Not as btrfs in my opinion.
Those drives with SMR tech may work well as data storage (read mostly), but do not work well with frequent writing. They work reasonably well with an ext4 file system which does not use CoW to copy with every write to the drive.

2 Likes

Thanks, Jeff, for actually giving some context to the ext4 recommendation. To elaborate, the issue isn’t that BTRFS is a bad filesystem (though there are threads here where people claim that), it’s that BTRFS is a CoW (copy on write) filesystem. This means that changes to a file requires reading the old data and writing it somewhere else. And mechanical harddisks aren’t suitable for this kind of workload, the constant seeking severely hurts performance. And this is made even worse with SMR.

3 Likes

If your motherboard has an M.2 PCIe slot this would not be required.

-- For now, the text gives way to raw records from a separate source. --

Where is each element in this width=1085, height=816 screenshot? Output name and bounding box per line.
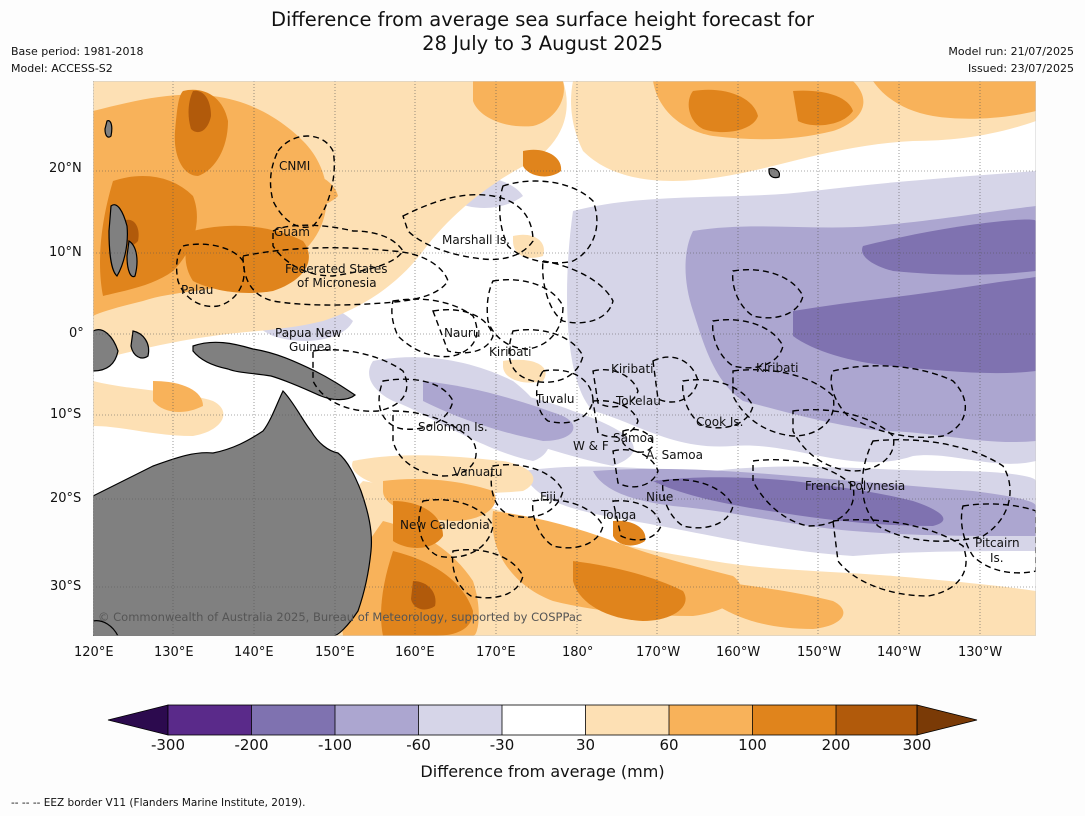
colorbar-bin: [418, 705, 502, 735]
chart-title-line-2: 28 July to 3 August 2025: [422, 32, 663, 55]
region-label: Pitcairn: [975, 536, 1020, 550]
base-period: Base period: 1981-2018: [11, 45, 144, 58]
lon-tick-170e: 170°E: [476, 645, 516, 660]
region-label: Tonga: [600, 508, 636, 522]
colorbar-tick: 200: [821, 736, 851, 754]
colorbar-tick: -300: [150, 736, 186, 754]
region-label: Tokelau: [615, 394, 661, 408]
region-label: Guinea: [289, 340, 332, 354]
meta-right: Model run: 21/07/2025 Issued: 23/07/2025: [948, 43, 1074, 77]
colorbar-bin: [836, 705, 917, 735]
meta-left: Base period: 1981-2018 Model: ACCESS-S2: [11, 43, 143, 77]
lon-tick-140e: 140°E: [234, 645, 274, 660]
issued-date: Issued: 23/07/2025: [967, 62, 1074, 75]
lon-tick-120e: 120°E: [74, 645, 114, 660]
colorbar-tick: 30: [575, 736, 596, 754]
lon-tick-150e: 150°E: [315, 645, 355, 660]
colorbar-bin: [502, 705, 586, 735]
colorbar-bin: [585, 705, 669, 735]
region-label: Cook Is.: [696, 415, 743, 429]
lat-tick-0: 0°: [69, 326, 84, 341]
lon-tick-130w: 130°W: [958, 645, 1003, 660]
colorbar-tick: -30: [489, 736, 515, 754]
colorbar-min-extension: [107, 704, 169, 736]
colorbar-bin: [251, 705, 335, 735]
region-label: CNMI: [279, 159, 310, 173]
region-label: Samoa: [613, 431, 654, 445]
region-label: New Caledonia: [400, 518, 490, 532]
lon-tick-160w: 160°W: [716, 645, 761, 660]
region-label: Kiribati: [756, 361, 798, 375]
graticule: [93, 81, 1036, 636]
model-run: Model run: 21/07/2025: [948, 45, 1074, 58]
lat-tick-20s: 20°S: [50, 491, 82, 506]
anomaly-dark-purple: [101, 124, 1036, 526]
region-label: Nauru: [444, 326, 480, 340]
region-label: Vanuatu: [453, 465, 503, 479]
lon-tick-130e: 130°E: [154, 645, 194, 660]
region-labels: CNMI Guam Marshall Is. Federated States …: [181, 159, 1020, 565]
landmasses: [93, 120, 780, 636]
region-label: Kiribati: [611, 362, 653, 376]
region-label: Marshall Is.: [442, 233, 510, 247]
colorbar: [107, 704, 978, 736]
region-label: A. Samoa: [646, 448, 703, 462]
colorbar-tick: -100: [317, 736, 353, 754]
model-name: Model: ACCESS-S2: [11, 62, 113, 75]
region-label: W & F: [573, 439, 609, 453]
sea-surface-height-map: CNMI Guam Marshall Is. Federated States …: [93, 81, 1036, 636]
region-label: Is.: [990, 551, 1004, 565]
region-label: Kiribati: [489, 345, 531, 359]
anomaly-dark-orange: [100, 89, 853, 636]
region-label: Solomon Is.: [418, 420, 488, 434]
colorbar-tick: -60: [406, 736, 431, 754]
region-label: Palau: [181, 283, 213, 297]
lon-tick-150w: 150°W: [797, 645, 842, 660]
lat-tick-10s: 10°S: [50, 407, 82, 422]
lon-tick-140w: 140°W: [877, 645, 922, 660]
lon-tick-160e: 160°E: [395, 645, 435, 660]
region-label: Guam: [274, 225, 310, 239]
region-label: Papua New: [275, 326, 342, 340]
region-label: French Polynesia: [805, 479, 905, 493]
colorbar-max-extension: [916, 704, 978, 736]
region-label: Fiji: [540, 490, 556, 504]
colorbar-bin: [335, 705, 419, 735]
colorbar-bin: [752, 705, 836, 735]
colorbar-bin: [168, 705, 252, 735]
colorbar-tick: -200: [234, 736, 269, 754]
region-label: Tuvalu: [535, 392, 575, 406]
copyright-notice: © Commonwealth of Australia 2025, Bureau…: [98, 610, 582, 624]
lat-tick-30s: 30°S: [50, 579, 82, 594]
region-label: Federated States: [285, 262, 387, 276]
eez-borders: [175, 135, 1036, 599]
region-label: Niue: [646, 490, 673, 504]
colorbar-title: Difference from average (mm): [420, 762, 665, 781]
colorbar-bin: [669, 705, 753, 735]
lat-tick-20n: 20°N: [49, 161, 82, 176]
lat-tick-10n: 10°N: [49, 245, 82, 260]
colorbar-tick: 60: [659, 736, 679, 754]
eez-footnote: -- -- -- EEZ border V11 (Flanders Marine…: [11, 797, 306, 809]
lon-tick-180: 180°: [562, 645, 594, 660]
colorbar-tick: 100: [738, 736, 767, 754]
region-label: of Micronesia: [297, 276, 377, 290]
chart-title-line-1: Difference from average sea surface heig…: [270, 8, 815, 31]
lon-tick-170w: 170°W: [636, 645, 681, 660]
colorbar-tick: 300: [902, 736, 932, 754]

Another option, if you have no M.2 PCIe slot, would be to get an nvme SSD with a usb enclosure and boot from that usb device.

If you use a PCIe adapter with M.2 slot it then is also possible that the nvme device may not be accessible for booting since any drivers needed would not be loaded until the system was at least partway into the boot sequence.

It may be better to use a PCIe SATA card and move some of the SATA devices to that card instead of the NVME.

My motherboard has 6 sata ports and 2 M.2 PCIe slots plus one M.2 SATA slot (which would take up 2 of the 6 sata ports and remains unused).